Now, this is the problem with pointing out that Reagan of propaganda-bordering-on-myth is not really the Reagan of real life. This is very much a valid point, but the patron saint of the progressive-liberal state did a lot of things that most modern liberals consider among the most immoral aspects of US society, such as acceptable use of strategic bombing, beginning the Manhattan Project, interning Japanese only on the mainland foreknowing that there was nothing but racism in it (as opposed to the Germans and Italians who actually were pro-Nazi), edit he also was POTUS when HUAC took its full form as a standing Congressional Committee, while expanding the US government's political power in ways that while necessary were entirely unprecedented. Similarly he was an undeclared member of the Allied Powers from 1940 which was very much violations of international law then and now.

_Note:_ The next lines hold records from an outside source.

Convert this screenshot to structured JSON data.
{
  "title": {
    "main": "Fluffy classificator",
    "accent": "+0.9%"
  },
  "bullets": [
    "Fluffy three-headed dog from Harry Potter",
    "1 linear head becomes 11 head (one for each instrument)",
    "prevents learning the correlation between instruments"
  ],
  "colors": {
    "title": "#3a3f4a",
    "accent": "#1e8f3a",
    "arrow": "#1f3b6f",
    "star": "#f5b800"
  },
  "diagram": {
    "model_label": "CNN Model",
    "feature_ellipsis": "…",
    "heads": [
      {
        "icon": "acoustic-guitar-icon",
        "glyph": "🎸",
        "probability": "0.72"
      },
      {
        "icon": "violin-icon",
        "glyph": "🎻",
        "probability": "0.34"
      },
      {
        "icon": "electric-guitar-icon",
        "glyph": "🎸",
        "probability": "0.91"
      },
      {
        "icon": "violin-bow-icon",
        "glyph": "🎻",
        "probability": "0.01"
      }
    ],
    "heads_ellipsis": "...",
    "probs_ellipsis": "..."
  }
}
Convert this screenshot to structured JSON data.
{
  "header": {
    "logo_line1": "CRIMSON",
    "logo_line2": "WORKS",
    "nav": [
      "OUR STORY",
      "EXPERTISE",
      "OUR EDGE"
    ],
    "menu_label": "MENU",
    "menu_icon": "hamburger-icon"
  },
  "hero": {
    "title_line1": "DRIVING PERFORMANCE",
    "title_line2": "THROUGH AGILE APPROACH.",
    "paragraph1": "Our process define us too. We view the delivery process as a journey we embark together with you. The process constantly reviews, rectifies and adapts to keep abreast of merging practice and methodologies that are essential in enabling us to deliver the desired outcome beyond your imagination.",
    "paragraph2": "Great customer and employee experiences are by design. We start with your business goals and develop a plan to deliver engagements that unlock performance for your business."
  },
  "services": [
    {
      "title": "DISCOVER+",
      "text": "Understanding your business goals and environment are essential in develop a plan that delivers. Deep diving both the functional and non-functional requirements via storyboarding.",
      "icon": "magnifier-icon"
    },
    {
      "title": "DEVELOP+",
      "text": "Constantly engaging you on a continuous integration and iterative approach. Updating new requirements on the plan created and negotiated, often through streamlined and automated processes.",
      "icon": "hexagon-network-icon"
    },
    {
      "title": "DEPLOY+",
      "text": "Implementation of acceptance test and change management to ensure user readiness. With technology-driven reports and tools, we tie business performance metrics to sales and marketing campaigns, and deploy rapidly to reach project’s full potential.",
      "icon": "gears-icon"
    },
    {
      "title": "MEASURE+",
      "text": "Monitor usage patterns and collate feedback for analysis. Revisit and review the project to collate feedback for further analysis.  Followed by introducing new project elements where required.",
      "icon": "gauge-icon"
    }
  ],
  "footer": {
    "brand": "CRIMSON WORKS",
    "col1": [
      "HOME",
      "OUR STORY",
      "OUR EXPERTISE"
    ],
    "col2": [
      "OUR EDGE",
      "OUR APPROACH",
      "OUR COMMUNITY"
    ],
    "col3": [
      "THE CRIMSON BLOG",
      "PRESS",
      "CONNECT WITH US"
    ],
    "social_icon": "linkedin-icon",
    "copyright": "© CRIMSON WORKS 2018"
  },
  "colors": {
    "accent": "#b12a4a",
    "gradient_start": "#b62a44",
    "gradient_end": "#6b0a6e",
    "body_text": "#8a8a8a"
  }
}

So, I'm going to ask a simple question: As it's pretty much a given that Reagan, as an actual human being as opposed to a monomanical ideologue did not match his ideology, what does the real record of Franklin Delano Roosevelt mean? Would it be fair to say that he's actually not that much of a Progressive any more than Reagan was a zealous Conservative?

One more thing:

Remember when Reagan was responsible for losing the Cold War?

http://query.nytimes.com/gst/fullpage.html?res=940DE5DD163FF934A25752C0A96E948260&sec=&spon=&pagewanted=1

Re: Reagan vs FDR

Date: 10/2/11 16:15 (UTC)
From: [identity profile] sealwhiskers.livejournal.com
Yes, but as you say, this was in large because of WWII. The man is certainly not beyond any form of criticism, but if we're going to go Jersaycajun's route and dissect the phenomena of blind devotion, I think FDR is a problematic choice, because the whole WWII thing muddles it up. He was pretty popular for a while regardless of party, because large groups of people in the US were united in a very particular way after Pearl Harbor and during the latter parts of the war era.

Re: Reagan vs FDR

Date: 10/2/11 17:22 (UTC)
From: [identity profile] jerseycajun.livejournal.com
How does it refute the idea of political devotion being an undesireable and unhealthy thing in general? Is it less dangerous to have one's critical thinking clouded by feelings wounded in the wake of a national tragedy? How does that earn a pass? I'm perfectly willing to accept Reagan is not the patron saint that some segment of conservatives believe him to be, but I don't believe there's any reason Roosevelt should come out smelling any sweeter because he was President when Pearl Harbor happened. Nor do I believe that because 9/11 happened when Bush was president that he gets a pass for the numerous criticisms which have been rightly layed at his feet, and comparing bad-with-bad, one can certainly see a comparable level of it between internment camps and Guantanamo Bay.

Re: Reagan vs FDR

Date: 10/2/11 17:34 (UTC)
From: [identity profile] sealwhiskers.livejournal.com
But this is the point. There is a particular thing going on in people's view on a president during times where the US has been attacked, so comparing people's views on FDR to Bush is actually relevant, but far more problematic when comparing to a leader that didn't have those particular dynamics in place. There is an element of fear and community that comes into the view, which is different from general idolization.

Re: Reagan vs FDR

Date: 10/2/11 17:43 (UTC)
From: [identity profile] jerseycajun.livejournal.com
In Bush's case, it was a much shorter honeymoon. Somehow, people managed to be both outraged over 9/11, and yet critical enough to know a stinker when they saw it.

Re: Reagan vs FDR

Date: 10/2/11 17:49 (UTC)
From: [identity profile] sealwhiskers.livejournal.com
This is true, but also very logical. Read my answer to you above.